Murchison Falls National Park

Updated: Sep 25, 2021


“I can’t wait to see the lions,” my colleague said, clinging to the roof of the van in excitement. She was visiting from India, and her expectations for her first safari were high.


The rest of us looked at each other and shook our heads. It’s certainly not impossible to spot big cats in Murchison Falls National Park- they do live there, after all- but we warned our visitor we weren’t likely to see any, especially during rainy season. There aren’t many lions in the park, and with the tall green grass that sprouts up with the precipitation, there are countless places for them to hide.

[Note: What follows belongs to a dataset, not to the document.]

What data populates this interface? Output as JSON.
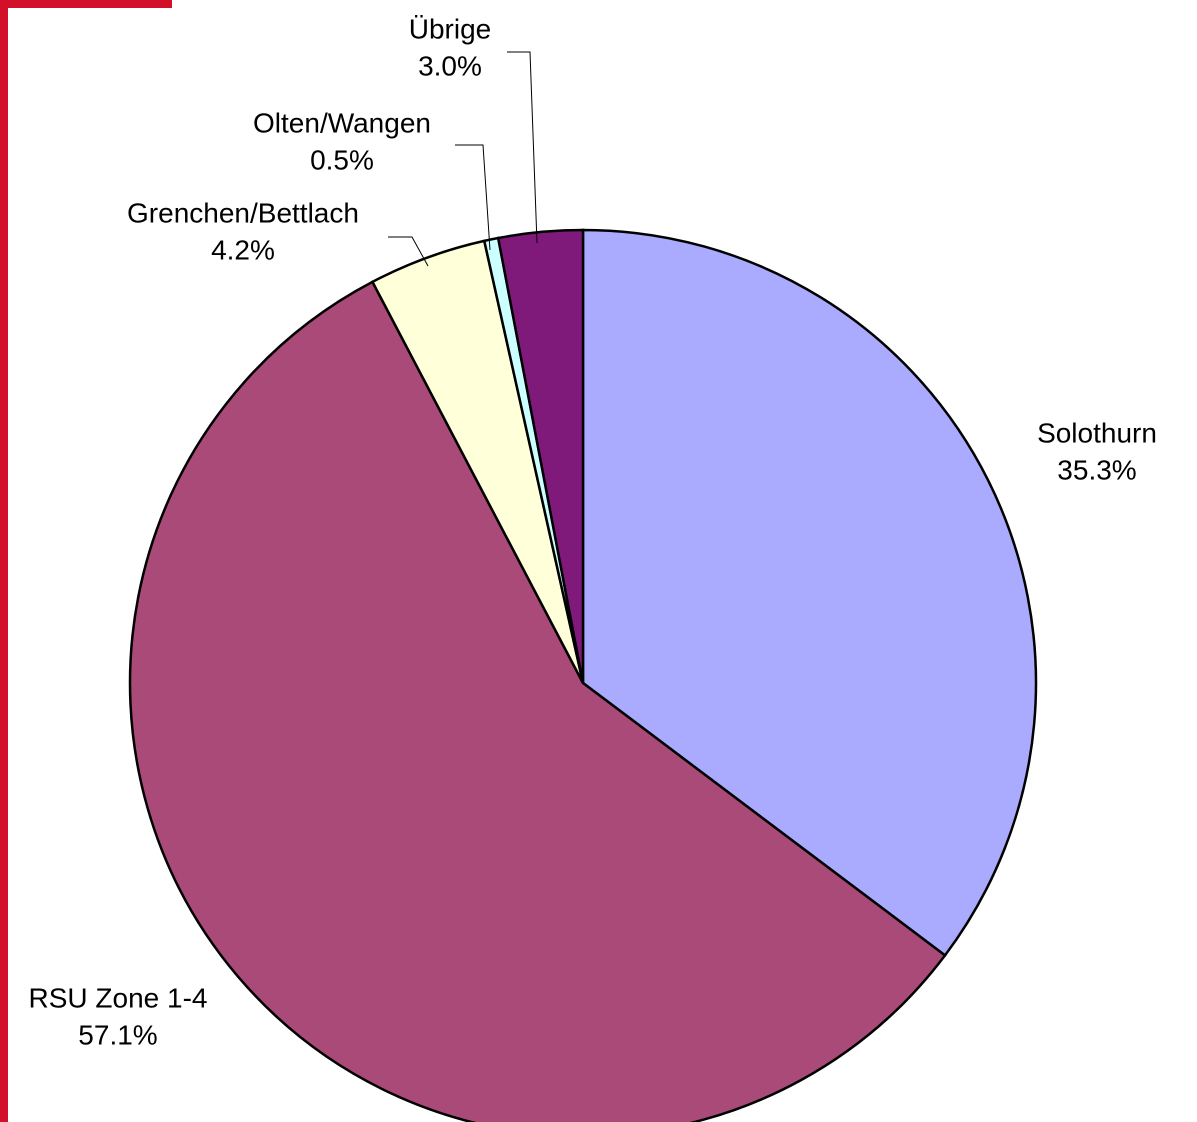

I’ve learned not to set many expectations for my travels here. Not only does Mother Nature have plans of her own, but car breakdowns, road construction, missing ingredients, and power outages all combine forces to keep you on your toes. The upside of this unpredictability is that Uganda often exceeds my expectations, and that trip was no exception.


After fields full of antelopes and giraffes, we finally slow to a crawl next to another van of our tourists watching a lion crouched next to the bushes in the distance. As our driver maneuvered back and forth in the small opening, trying to find a viewpoint, someone informed him that there was another one, just up the road. And indeed there was, not just one, but two. We watched them for ages, he and she, just going about their day as if vans full of snapping cameras were nothing they hadn’t seen before. Still, though, it’s a little surreal to see them in the wide open world, as they were meant to be. That’s the funny thing.


As the lions meandered out of sight, we moved toward the water to see Lake Albert in the morning sun. Shortly thereafter, though, our guide urged us back toward the vehicle and sped off down the road. “There’s a leopard,” he said, ignoring our requests to stop in a field of oribi. And suddenly there it was, crouched on the branches of a distant tree. We stopped breathing and watched in silence as it paced up and down the largest limbs for a few minutes before climbing down the trunk and disappearing into the grass below. While the rest of us were a bit dumbfounded, our visiting colleague seemed to expect it all along.


Lowering expectations may protect us from disappointments, but I wonder if it doesn’t sometimes stop us from experiencing the excitement of possibilities as well.